Theoretical Implications:

  • The work opens new avenues for exploring the latent structures within neural networks, particularly in the context of model pruning.
  • The robust performance of STUN suggests that exploring more hybrid pruning methodologies could yield further improvements, not only in MoEs but also in other neural network architectures.

Future Developments:

  • The correlation between pruning robustness and the kurtosis of weights introduces an intriguing dimension for future investigations. Further work could seek to refine these theoretical underpinnings, optimizing pruning strategies even further.
  • Expanding the scope of STUN to non-MoE models and integrating the approach with emerging model architectures will be an interesting direction for future research.

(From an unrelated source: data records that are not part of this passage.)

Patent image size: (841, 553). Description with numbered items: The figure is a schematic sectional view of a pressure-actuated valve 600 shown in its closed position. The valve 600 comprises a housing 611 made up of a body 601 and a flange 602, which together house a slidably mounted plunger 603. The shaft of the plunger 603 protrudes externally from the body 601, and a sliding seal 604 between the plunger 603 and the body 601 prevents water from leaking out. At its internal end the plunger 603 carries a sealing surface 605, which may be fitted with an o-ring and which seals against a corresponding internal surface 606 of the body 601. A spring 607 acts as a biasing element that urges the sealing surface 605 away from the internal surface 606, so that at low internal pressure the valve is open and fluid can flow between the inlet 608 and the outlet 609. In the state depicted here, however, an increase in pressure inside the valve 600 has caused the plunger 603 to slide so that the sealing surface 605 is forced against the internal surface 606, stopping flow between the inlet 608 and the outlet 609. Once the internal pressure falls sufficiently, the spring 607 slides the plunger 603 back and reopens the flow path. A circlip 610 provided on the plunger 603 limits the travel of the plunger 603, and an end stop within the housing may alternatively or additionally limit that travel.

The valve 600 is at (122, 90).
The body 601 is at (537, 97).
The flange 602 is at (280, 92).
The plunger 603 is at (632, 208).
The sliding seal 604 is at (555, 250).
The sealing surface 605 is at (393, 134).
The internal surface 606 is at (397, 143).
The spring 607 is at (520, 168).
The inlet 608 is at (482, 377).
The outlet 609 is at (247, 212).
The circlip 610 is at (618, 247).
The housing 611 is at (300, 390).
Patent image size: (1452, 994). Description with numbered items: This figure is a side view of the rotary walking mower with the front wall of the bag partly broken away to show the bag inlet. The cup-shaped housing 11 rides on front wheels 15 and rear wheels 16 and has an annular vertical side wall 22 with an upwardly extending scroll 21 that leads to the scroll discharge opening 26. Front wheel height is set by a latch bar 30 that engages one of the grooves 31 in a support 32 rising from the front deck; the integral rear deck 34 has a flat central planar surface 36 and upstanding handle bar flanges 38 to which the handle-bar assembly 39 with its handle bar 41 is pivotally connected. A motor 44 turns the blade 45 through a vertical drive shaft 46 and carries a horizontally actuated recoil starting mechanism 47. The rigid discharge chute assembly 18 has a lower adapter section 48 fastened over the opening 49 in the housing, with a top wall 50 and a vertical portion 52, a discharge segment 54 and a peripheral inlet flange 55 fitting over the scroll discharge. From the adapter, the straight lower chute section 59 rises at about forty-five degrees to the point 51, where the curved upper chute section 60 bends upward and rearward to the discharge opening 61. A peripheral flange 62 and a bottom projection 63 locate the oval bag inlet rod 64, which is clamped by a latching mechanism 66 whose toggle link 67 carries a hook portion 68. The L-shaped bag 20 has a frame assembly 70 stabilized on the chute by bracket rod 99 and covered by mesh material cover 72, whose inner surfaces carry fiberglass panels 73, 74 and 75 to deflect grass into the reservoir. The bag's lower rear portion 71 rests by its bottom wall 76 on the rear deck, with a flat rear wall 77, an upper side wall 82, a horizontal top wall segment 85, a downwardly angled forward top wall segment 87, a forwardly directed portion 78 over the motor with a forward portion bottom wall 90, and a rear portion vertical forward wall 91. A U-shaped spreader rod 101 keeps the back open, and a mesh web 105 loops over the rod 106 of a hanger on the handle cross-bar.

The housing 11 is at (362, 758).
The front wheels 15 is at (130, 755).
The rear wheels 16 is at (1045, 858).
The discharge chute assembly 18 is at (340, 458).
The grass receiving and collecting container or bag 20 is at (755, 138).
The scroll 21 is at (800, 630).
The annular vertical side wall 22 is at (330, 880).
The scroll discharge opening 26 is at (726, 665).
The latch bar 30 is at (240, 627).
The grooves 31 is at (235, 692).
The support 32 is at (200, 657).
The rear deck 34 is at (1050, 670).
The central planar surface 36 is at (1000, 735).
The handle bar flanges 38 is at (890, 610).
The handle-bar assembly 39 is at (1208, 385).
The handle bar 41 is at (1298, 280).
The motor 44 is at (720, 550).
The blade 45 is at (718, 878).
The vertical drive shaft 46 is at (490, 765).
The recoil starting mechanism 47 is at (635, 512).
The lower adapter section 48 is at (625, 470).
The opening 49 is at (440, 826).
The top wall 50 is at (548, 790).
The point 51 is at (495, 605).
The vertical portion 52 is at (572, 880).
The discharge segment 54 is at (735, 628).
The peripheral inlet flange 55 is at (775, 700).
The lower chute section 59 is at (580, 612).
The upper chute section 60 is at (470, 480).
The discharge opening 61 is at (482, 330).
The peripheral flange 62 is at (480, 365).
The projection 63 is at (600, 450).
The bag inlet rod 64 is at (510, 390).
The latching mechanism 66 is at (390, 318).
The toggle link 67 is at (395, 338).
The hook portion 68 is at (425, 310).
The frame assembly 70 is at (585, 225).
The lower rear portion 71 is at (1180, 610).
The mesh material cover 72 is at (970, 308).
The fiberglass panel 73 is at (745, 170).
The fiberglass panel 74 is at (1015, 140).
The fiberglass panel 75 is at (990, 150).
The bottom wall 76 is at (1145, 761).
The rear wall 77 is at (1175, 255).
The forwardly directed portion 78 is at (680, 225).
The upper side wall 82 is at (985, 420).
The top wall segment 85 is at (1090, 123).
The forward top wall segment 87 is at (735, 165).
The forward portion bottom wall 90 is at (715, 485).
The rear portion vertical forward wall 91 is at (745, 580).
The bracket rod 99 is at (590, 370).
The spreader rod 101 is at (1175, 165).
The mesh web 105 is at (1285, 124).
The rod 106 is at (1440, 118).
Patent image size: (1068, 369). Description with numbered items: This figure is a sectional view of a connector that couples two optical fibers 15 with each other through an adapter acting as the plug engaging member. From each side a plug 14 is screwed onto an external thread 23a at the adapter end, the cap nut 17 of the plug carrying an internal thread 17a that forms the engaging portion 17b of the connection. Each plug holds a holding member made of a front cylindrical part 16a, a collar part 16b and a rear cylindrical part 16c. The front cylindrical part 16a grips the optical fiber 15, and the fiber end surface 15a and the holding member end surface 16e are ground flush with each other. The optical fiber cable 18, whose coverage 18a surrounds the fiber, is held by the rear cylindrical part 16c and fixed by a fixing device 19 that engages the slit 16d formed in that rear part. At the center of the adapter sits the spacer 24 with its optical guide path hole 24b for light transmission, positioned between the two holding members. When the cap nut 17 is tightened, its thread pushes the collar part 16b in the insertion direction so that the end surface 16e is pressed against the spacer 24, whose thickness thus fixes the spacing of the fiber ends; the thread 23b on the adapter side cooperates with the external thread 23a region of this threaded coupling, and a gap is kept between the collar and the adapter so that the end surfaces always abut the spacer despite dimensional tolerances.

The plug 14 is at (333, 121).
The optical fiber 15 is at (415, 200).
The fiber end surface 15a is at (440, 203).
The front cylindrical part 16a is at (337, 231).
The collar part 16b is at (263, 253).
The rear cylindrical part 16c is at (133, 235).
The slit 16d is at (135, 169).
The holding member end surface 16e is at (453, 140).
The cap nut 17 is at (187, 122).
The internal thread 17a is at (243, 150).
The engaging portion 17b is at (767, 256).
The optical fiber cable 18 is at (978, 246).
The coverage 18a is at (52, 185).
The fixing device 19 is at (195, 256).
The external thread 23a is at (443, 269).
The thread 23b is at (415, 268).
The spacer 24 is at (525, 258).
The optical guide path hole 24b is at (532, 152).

In conclusion, the STUN methodology offers a scalable, efficient, and effective alternative to traditional unstructured pruning techniques for MoE models, presenting a significant step forward in the optimization of large neural networks. The approach's robustness, scalability, and empirical success underscore its potential for broad application across various domains of AI research and deployment.